Walter had been fascinated by Maggie when he was a young man, absolutely fascinated, and had married her presuming blithely that theirs would be a happy marriage. The best that could be said of it now was that it wasn’t actively unhappy.
She was an attractive woman, with dark hair, pearly skin and a sense of entitlement about her. She had grown up having her mother, Arlette, tell her she was a princess, could do anything she wanted in life, have anything she wanted. A sense of entitlement was perhaps not an attractive trait, and on Maggie who was a little aloof and withdrawn, it was sometimes unattractive.

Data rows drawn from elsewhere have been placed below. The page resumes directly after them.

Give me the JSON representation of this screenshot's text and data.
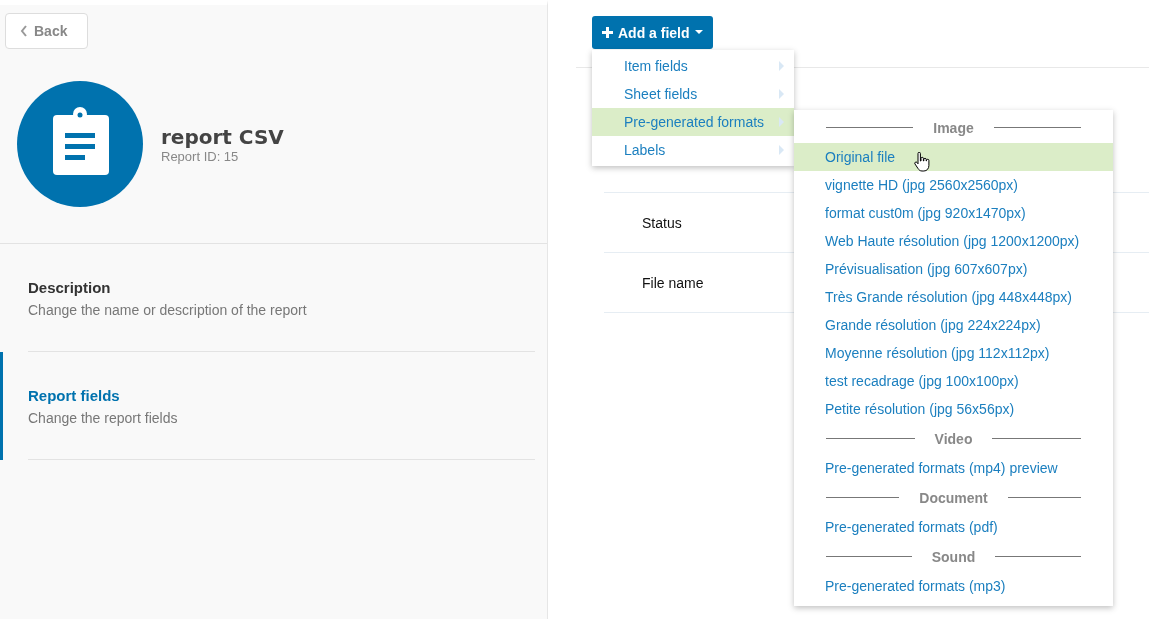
{
  "back_button": {
    "label": "Back"
  },
  "report": {
    "title": "report CSV",
    "subtitle": "Report ID: 15"
  },
  "sections": [
    {
      "title": "Description",
      "subtitle": "Change the name or description of the report",
      "selected": false
    },
    {
      "title": "Report fields",
      "subtitle": "Change the report fields",
      "selected": true
    }
  ],
  "add_field_button": {
    "label": "Add a field"
  },
  "field_rows": [
    {
      "label": "Status"
    },
    {
      "label": "File name"
    }
  ],
  "menu": [
    {
      "label": "Item fields",
      "selected": false
    },
    {
      "label": "Sheet fields",
      "selected": false
    },
    {
      "label": "Pre-generated formats",
      "selected": true
    },
    {
      "label": "Labels",
      "selected": false
    }
  ],
  "submenu": [
    {
      "kind": "header",
      "label": "Image"
    },
    {
      "kind": "item",
      "label": "Original file",
      "selected": true
    },
    {
      "kind": "item",
      "label": "vignette HD (jpg 2560x2560px)",
      "selected": false
    },
    {
      "kind": "item",
      "label": "format cust0m (jpg 920x1470px)",
      "selected": false
    },
    {
      "kind": "item",
      "label": "Web Haute résolution (jpg 1200x1200px)",
      "selected": false
    },
    {
      "kind": "item",
      "label": "Prévisualisation (jpg 607x607px)",
      "selected": false
    },
    {
      "kind": "item",
      "label": "Très Grande résolution (jpg 448x448px)",
      "selected": false
    },
    {
      "kind": "item",
      "label": "Grande résolution (jpg 224x224px)",
      "selected": false
    },
    {
      "kind": "item",
      "label": "Moyenne résolution (jpg 112x112px)",
      "selected": false
    },
    {
      "kind": "item",
      "label": "test recadrage (jpg 100x100px)",
      "selected": false
    },
    {
      "kind": "item",
      "label": "Petite résolution (jpg 56x56px)",
      "selected": false
    },
    {
      "kind": "header",
      "label": "Video"
    },
    {
      "kind": "item",
      "label": "Pre-generated formats (mp4) preview",
      "selected": false
    },
    {
      "kind": "header",
      "label": "Document"
    },
    {
      "kind": "item",
      "label": "Pre-generated formats (pdf)",
      "selected": false
    },
    {
      "kind": "header",
      "label": "Sound"
    },
    {
      "kind": "item",
      "label": "Pre-generated formats (mp3)",
      "selected": false
    }
  ]
}
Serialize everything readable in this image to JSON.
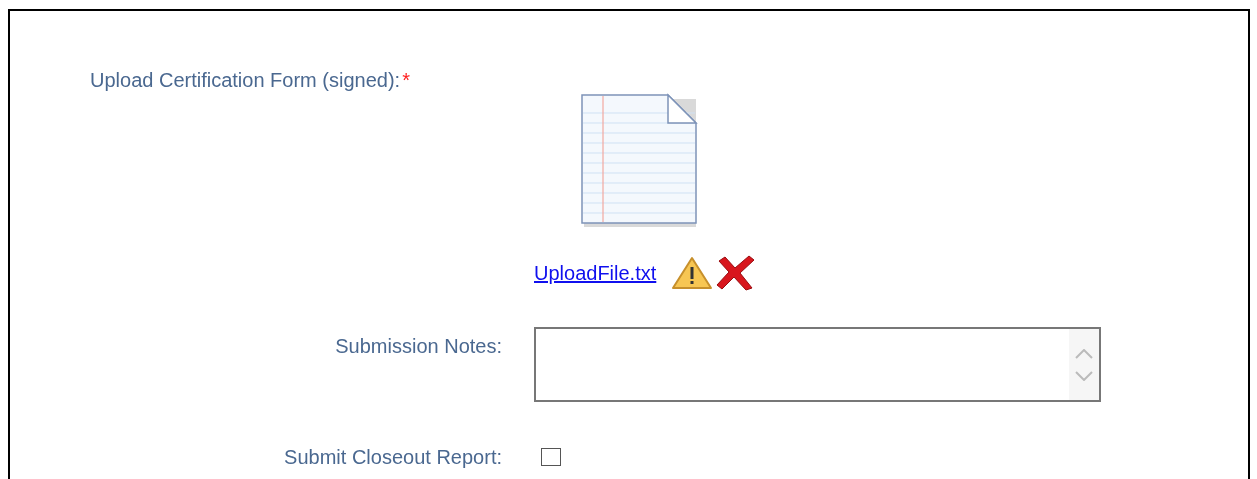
{
  "fields": [
    {
      "kind": "upload",
      "label": "Upload Certification Form (signed):",
      "required": true,
      "required_mark": "*",
      "file_name": "UploadFile.txt"
    },
    {
      "kind": "textarea",
      "label": "Submission Notes:",
      "required": false
    },
    {
      "kind": "checkbox",
      "label": "Submit Closeout Report:",
      "required": false,
      "checked": false
    }
  ]
}
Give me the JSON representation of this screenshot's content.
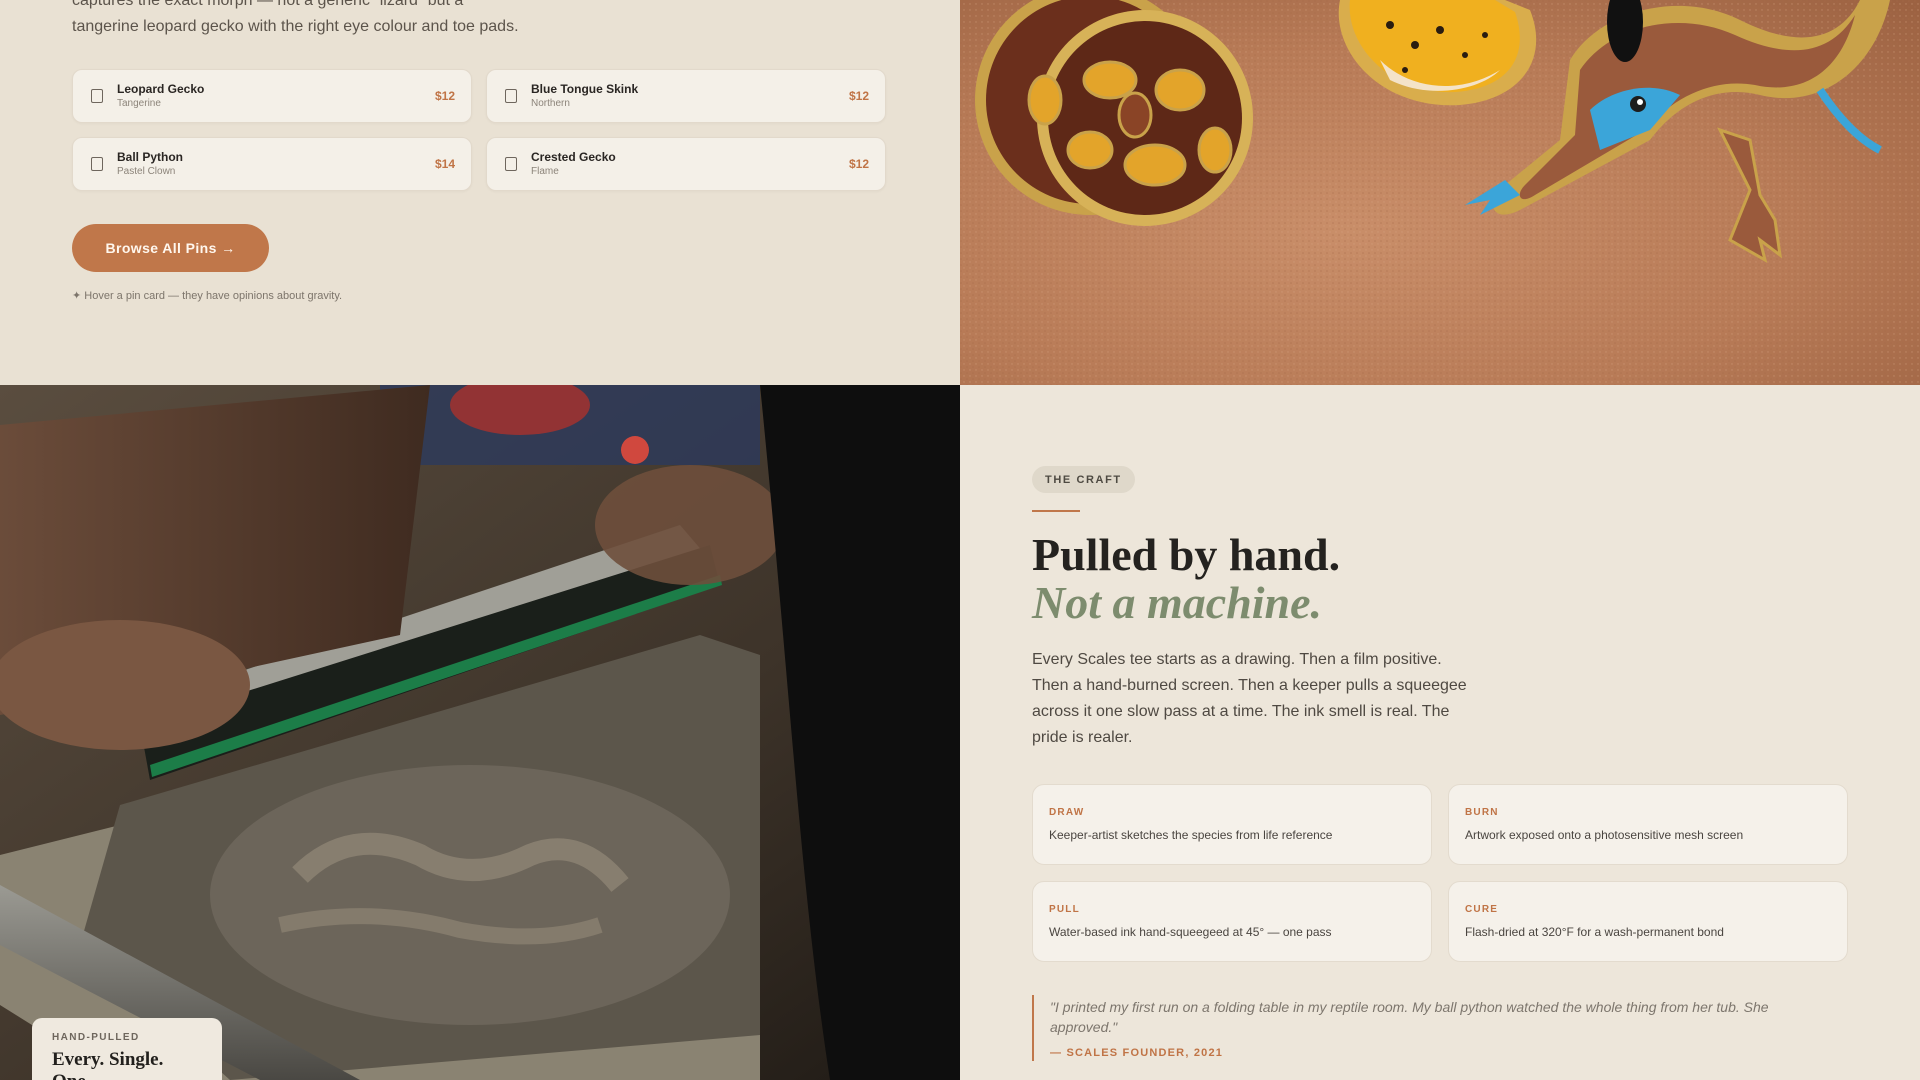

Arlette had been, albeit very briefly, a model—one of those Paris End of Collins Street set who were incredibly chic there for a few years in the fifties. To this day she had on display the photo Helmet Newton had taken of her in a stiff shift coat, holding a square handbag and (apparently) hailing a cab, very po-faced and straight-armed, with one leg kicked out behind her.
Following her short modelling career, in which Paton pattern books featured heavily, Arlette worked for a number of years, until her marriage and Maggie’s subsequent birth, as a consultant with a finishing school. Even in the mid to late 60s the idea of a finishing school in Melbourne was anachronistic, but it had survived to the present day. It was now called the Potter-Hopkins School of Personal Development, but it stil ran short courses in manners, grooming, which cutlery to use at dinner, and how to get out of a car without showing your undies.
Walter was not a fan of his mother-in-law. She was pinched and thin, dressed in power suits from the 80s, which now stood off her thin frame like dolls’ clothes. She wore bright patches of rouge and lipstick and her hair was thin and brittle, tortured regularly by permanent wave and blow-waved in a big curve off her face every morning. She looked, he thought, like a voodoo doll of herself.
There was (Walter would have said, ‘unfortunately’) a little bit of Arlette in Maggie. A little bit. It was in the way she moved and the way she held her cigarette—yes she smoked, Walter could not get her to quit. It was in the way she ate. It was in the way she got out of a car without showing her undies.